Özellikle ahlâkî davranış konusunda değer, bir kimsenin çeşitli insanları, insanlara ait nitelikleri, istek ve niyetleri, davranışları değerlendirirken başvurduğu bir kriter demektir. Bir örnek verelim: Ahmet iyi insandır. Niçin? İnsanlara elinden geldiğince yardım etmektedir. Çünkü insanlara yardım etmek iyidir. Değer bir inanç olmak bakımından, dünyamızın belli bir kısmıyla ilgili idrak, duygu ve bilgilerimizin bir terkibi demektir. Fakat değer, inancın spesifik bir şekli olmak itibariyle ondan daha yukarıda bir zihin organizasyonudur.

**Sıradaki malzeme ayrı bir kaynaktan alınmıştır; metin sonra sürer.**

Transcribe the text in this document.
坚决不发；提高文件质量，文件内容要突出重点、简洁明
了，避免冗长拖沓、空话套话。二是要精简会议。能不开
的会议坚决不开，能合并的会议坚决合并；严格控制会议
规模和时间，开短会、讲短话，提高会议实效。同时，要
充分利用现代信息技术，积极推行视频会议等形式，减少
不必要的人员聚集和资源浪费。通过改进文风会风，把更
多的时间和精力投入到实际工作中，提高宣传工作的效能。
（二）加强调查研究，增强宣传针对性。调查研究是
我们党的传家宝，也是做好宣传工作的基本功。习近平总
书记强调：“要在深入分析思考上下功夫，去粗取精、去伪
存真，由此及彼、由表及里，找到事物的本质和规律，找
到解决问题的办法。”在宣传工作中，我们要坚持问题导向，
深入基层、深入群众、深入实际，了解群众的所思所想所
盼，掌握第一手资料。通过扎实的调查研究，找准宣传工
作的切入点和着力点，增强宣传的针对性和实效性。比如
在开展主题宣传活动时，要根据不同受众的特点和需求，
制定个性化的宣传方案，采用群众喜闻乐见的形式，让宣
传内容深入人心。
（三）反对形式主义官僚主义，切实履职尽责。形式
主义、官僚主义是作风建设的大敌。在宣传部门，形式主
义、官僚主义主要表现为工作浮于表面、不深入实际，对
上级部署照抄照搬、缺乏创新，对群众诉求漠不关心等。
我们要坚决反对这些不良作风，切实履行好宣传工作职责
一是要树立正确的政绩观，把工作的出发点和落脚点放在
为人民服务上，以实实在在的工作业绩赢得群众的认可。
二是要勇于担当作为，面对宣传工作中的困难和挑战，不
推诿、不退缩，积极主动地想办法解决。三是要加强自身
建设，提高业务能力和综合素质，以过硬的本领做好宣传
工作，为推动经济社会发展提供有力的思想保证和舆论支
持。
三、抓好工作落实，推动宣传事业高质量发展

Şöyle ki bir değer bir tek inanca değil, bir arada organize olmuş bir grup inanca tekabül eder. Yukarıda örnek verdiğimiz değeri misal alırsak, insanlara yardımcı olmanın iyiliği hakkındaki inancımız bizim insan ilişkileriyle ilgili çeşitli hayat tecrübelerimizden doğmuştur ve bunun içinde birden fazla inancın insanın kıymetine olan inanç, iyilik yapmanın vicdan huzuru vereceğine olan inanç, yardımseverliğin barışa yol açacağına olan inanç, Tanrının yardım edicileri sevdiğine olan inanç vs.katkısı vardır.
Bizim menfaatlerimiz başkalarınınkiyle çatıştığı zaman ne yapacağız? Eğer ahlâkın standardı "Herkesin ahenkli mutluluğu" ise, çatışma halinde bu nasıl sağlanacaktır?